Brilliant Gasparcolor, emphasizing red, arrives in the 1934 advertising film
Muratti greift ein. Though sometimes translated blandly as “Muratti marches on” or “Muratti gets in the act” (according to Wikipedia), the title actually means “Muratti intervenes”, as in military intervention. The stop-motion Muratti cigarettes begin by waltzing and gradually begin marching in formation, engaging in carefully drilled lyrical maneuvers while other cigarettes watch from the stands before the rising of a red sun. We hope this is either an unintentional prediction of the newly militarizing Germany or a parody of the same via death-sticks. Perhaps everyone was too delighted by the colorful stop-motion animation to reflect on deeper implications.


(Still from CVM trailer)

The black and white, live-action
Swiss Trip, scored with Bach’s 3rd Brandenburg Concerto (like Motion Painting No. 1), is kind of a nature or travel film cut via noticeable (in-camera?) edits that give the impression the film is constantly blinking and foreshadow techniques Stan Brakhage would use in the ’50s and ’60s.

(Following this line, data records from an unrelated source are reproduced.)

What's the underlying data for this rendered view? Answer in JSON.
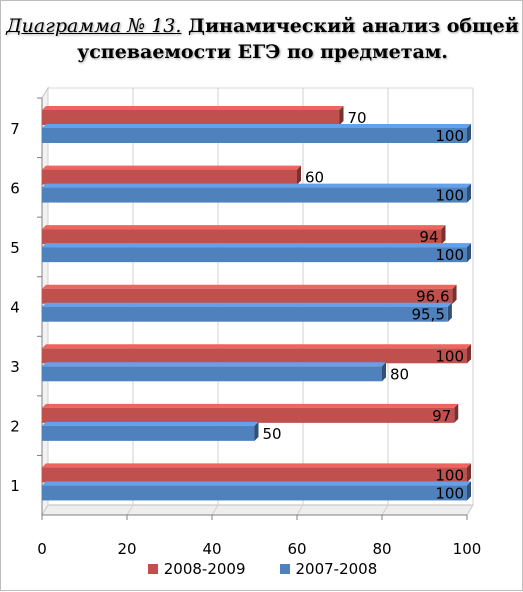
{
  "title": {
    "prefix": "Диаграмма № 13.",
    "main": " Динамический анализ общей успеваемости ЕГЭ по предметам."
  },
  "colors": {
    "series_2008_2009": "#c0504d",
    "series_2007_2008": "#4f81bd",
    "grid": "#d0d0d0"
  },
  "chart_data": {
    "type": "bar",
    "orientation": "horizontal",
    "categories": [
      "1",
      "2",
      "3",
      "4",
      "5",
      "6",
      "7"
    ],
    "series": [
      {
        "name": "2008-2009",
        "values": [
          100,
          97,
          100,
          96.6,
          94,
          60,
          70
        ],
        "labels": [
          "100",
          "97",
          "100",
          "96,6",
          "94",
          "60",
          "70"
        ]
      },
      {
        "name": "2007-2008",
        "values": [
          100,
          50,
          80,
          95.5,
          100,
          100,
          100
        ],
        "labels": [
          "100",
          "50",
          "80",
          "95,5",
          "100",
          "100",
          "100"
        ]
      }
    ],
    "x_ticks": [
      "0",
      "20",
      "40",
      "60",
      "80",
      "100"
    ],
    "xlim": [
      0,
      100
    ],
    "grid": true,
    "legend": "bottom"
  }
}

For many viewers, the highlight of this disc is the 1935
Composition in Blue, in which three-dimensional shapes come into being before our eyes, passing through walls or bursting across grids as they grow, travel, vanish and change color in a mad psychedelic explosion that eventually becomes a dance of planets shooting towards the viewer. It can be rewatched endlessly and, as with Shakespeare’s Cleopatra, custom cannot stale its infinite variety. The music comes from Otto Nicolai’s German opera The Merry Wives of Windsor.

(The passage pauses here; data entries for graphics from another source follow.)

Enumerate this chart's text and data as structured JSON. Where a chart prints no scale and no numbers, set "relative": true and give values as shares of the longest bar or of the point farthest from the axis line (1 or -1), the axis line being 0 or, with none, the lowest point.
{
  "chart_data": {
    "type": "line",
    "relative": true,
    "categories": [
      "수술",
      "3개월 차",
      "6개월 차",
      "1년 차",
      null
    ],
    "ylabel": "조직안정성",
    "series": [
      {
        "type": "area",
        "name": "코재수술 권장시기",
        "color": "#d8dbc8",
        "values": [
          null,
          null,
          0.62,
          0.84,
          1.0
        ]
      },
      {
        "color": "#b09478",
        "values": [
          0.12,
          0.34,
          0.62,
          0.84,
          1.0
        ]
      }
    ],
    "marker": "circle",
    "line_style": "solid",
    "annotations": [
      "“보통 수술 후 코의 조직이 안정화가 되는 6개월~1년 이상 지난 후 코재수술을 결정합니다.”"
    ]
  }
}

Starting with the American flag and stars, Fischinger performs similar magic to John Phillip Sousa’s
Stars and Stripes Forever for An American March (1941), a film apparently commissioned to prove he wasn’t an enemy alien. It must have worked.

Rosenbaum identifies
Composition in Blue as using paper cutouts suspended on sticks and wires, and he states that this technique was developed further in the 1938 MGM short An Optical Poem, the only film to be commercially released from Fischinger’s stint at three American studios in addition to Fantasia. This is the only film not owned by CVM and it’s not on either disc. Sometimes on Youtube, it was included on a monumental box called Unseen Cinema, but CVM’s Cindy Keefer states (in the above Rosenbaum link) that the colors on that print are wrong. It can also be found in the essential 2015 collection Masterworks of American Avant-garde Experimental Film 1920-1970. It’s dazzling.

Fischinger’s biography includes work with Orson Welles (unrealized ideas in the ’40s), Fritz Lang (the special effects for 1929’s
The Woman in the Moon), and the invention of a “lumigraph” (a machine for creating colors on screen) that was used in the 1964 B film The Time Travelers. This guy should be put on a stamp.

So we thank CVM for putting these titles out, though a few frustrations must be noted. The one that probably can’t be helped is the lack of one coherent orderly collection of everything, for surely this dream is subject to the time and money of the restoration project. The one that might be helped is the poor or lacking information on discs or liner notes. Not even the music gets identified, and the brief bio of Fischinger only fleetingly puts some works in context. On the other hand, we’re directed to other sources for more info about the films.